1 is a cross-sectional view of a semiconductor device according to an embodiment of the present invention, and FIG. 2 is a plan view of the semiconductor device shown in FIG. 1 taken along the It-n cutting line. FIG. 3 is an enlarged plan view of the part (2) surrounded by the broken line of the semiconductor device shown in FIG. FIG. 3 is a schematic cross-sectional view of a semiconductor device for explaining the connection relationship with a cap. FIG. 5 is a sectional view illustrating the configuration of a semiconductor device according to another example of the present invention, and FIG. 6 is an enlarged plan view of a portion of the semiconductor device shown in FIG. 5 where signal wiring is provided. FIG. 7 is a diagram for explaining the inductance L and resistance R of a flat cap, and FIG. 8 is a diagram for explaining the inductance L and resistance R of a cap whose central part is thicker than the peripheral part. FIG. 9 is an enlarged plan view of a portion of a semiconductor device according to the embodiment (2) of the present invention in which signal wiring is provided, and FIG.
Figure 9 is an enlarged schematic view of the lead, and Figure 11 is a yarn bundle showing the relationship between load impedance (ZL) and transmission line impedance (ZOs ZT). . 1...Semiconductor chip, 2,9...Metal film, 3.27
...Bonding wire, 4,23...Conductor, 5...
Signal wiring, 6... Constant potential wiring, 7... External constant potential wiring, 8... Cap, lO... Actor lead, 1
1... Connection wiring, 12... Electric force lines, 13.25.
...External terminal, 21...Load, 22...Transmission line,
24... Connector wire, 26... Low pass filter, 100... Board, 101... Cavity (recessed part). Figure 2 Figure Figure Figure 9 Figure Figure Figure Figure Figure

Claims (11)

[Claims] 1. A semiconductor chip having a circuit and external terminals formed on its main surface, a substrate having a metal film formed in an area on which the semiconductor chip is mounted, and a plurality of conductors formed on the external terminals and the substrate electrically connected to each other. a plurality of wires located within the substrate for connecting;
Extending in a direction perpendicular to the main surface of the semiconductor chip,
A plurality of wiring conductors whose upper ends are connected to the conductor, another plurality of wiring conductors formed in the substrate so as to surround the wiring conductors, and sealing the semiconductor chip, wire, metal film, and conductor.

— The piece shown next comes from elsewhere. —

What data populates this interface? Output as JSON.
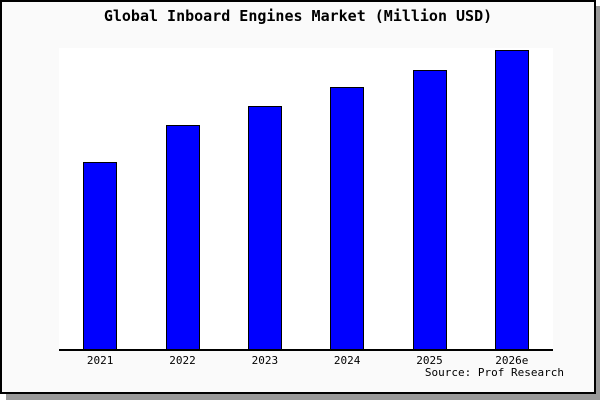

A semiconductor device comprising a metal cap for stopping the device. 2. Claim 1, wherein the metal cap is formed thicker at a central portion than at a peripheral portion thereof.

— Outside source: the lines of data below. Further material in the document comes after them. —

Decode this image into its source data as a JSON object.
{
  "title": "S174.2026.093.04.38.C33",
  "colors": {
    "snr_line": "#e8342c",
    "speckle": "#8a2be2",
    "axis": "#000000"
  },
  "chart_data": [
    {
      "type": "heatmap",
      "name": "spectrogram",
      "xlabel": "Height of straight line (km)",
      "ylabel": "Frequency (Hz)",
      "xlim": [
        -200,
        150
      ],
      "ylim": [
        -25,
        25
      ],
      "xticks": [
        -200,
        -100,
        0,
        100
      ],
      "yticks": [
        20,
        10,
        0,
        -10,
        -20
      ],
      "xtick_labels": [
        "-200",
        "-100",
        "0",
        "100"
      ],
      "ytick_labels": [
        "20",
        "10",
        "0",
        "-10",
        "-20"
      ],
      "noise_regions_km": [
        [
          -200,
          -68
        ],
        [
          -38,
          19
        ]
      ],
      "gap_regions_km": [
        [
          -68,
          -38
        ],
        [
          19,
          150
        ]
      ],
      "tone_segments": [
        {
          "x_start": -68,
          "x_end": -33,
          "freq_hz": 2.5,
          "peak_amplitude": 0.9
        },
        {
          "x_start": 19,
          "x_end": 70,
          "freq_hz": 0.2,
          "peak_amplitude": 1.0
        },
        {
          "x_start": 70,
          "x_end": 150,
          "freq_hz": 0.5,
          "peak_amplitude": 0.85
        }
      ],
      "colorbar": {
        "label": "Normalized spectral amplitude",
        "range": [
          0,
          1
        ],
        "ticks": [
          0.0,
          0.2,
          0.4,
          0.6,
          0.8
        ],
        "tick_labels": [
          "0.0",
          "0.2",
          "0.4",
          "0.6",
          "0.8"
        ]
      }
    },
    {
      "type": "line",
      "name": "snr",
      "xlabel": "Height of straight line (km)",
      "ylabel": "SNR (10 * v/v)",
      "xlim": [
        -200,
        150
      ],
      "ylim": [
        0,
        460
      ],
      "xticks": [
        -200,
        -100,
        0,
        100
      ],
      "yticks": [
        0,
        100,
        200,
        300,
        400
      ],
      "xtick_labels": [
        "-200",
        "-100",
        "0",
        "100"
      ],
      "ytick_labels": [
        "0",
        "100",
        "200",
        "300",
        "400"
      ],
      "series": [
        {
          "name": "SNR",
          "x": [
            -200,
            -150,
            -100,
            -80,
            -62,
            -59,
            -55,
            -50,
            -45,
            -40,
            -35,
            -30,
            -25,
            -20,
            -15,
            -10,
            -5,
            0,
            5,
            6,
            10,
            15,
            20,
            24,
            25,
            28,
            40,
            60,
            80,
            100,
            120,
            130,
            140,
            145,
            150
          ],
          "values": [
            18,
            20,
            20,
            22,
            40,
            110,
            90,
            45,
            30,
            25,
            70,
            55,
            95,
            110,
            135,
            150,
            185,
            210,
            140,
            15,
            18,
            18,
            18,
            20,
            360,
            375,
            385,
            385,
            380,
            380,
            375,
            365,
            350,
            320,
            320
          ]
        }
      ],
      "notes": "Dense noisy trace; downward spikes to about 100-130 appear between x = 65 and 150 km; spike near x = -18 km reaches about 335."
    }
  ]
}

1. Semiconductor device described in Section 1. 3. 2. The semiconductor device according to claim 1, wherein the metal film is formed by plating nickel (Ni) and gold (Au) on a tungsten (W) film. 4. 2. The semiconductor device according to claim 1, wherein the plurality of conductors are made of a tungsten (W) film. 5. 2. The semiconductor device according to claim 1, wherein the wiring conductor is mainly made of tungsten (W). 6. 2. The semiconductor device according to claim 1, wherein at least one of the wiring conductors is formed outside the substrate. 7. 2. The semiconductor device according to claim 1, wherein the wiring conductor has a cylindrical shape. 8. Claim 1, wherein the wiring conductor, a plurality of other wiring conductors formed to surround the wiring conductor, and a part of the metal film extend substantially parallel to each other. Semiconductor equipment. 9. 2. The semiconductor device according to claim 1, wherein a Chebyshev filter is attached to the conductor. 10. 10. The semiconductor device according to claim 9, further comprising a wire attached on the Chebyshev filter. 11. 10. The semiconductor device according to claim 9, wherein the Chebyshev filter is a tungsten film.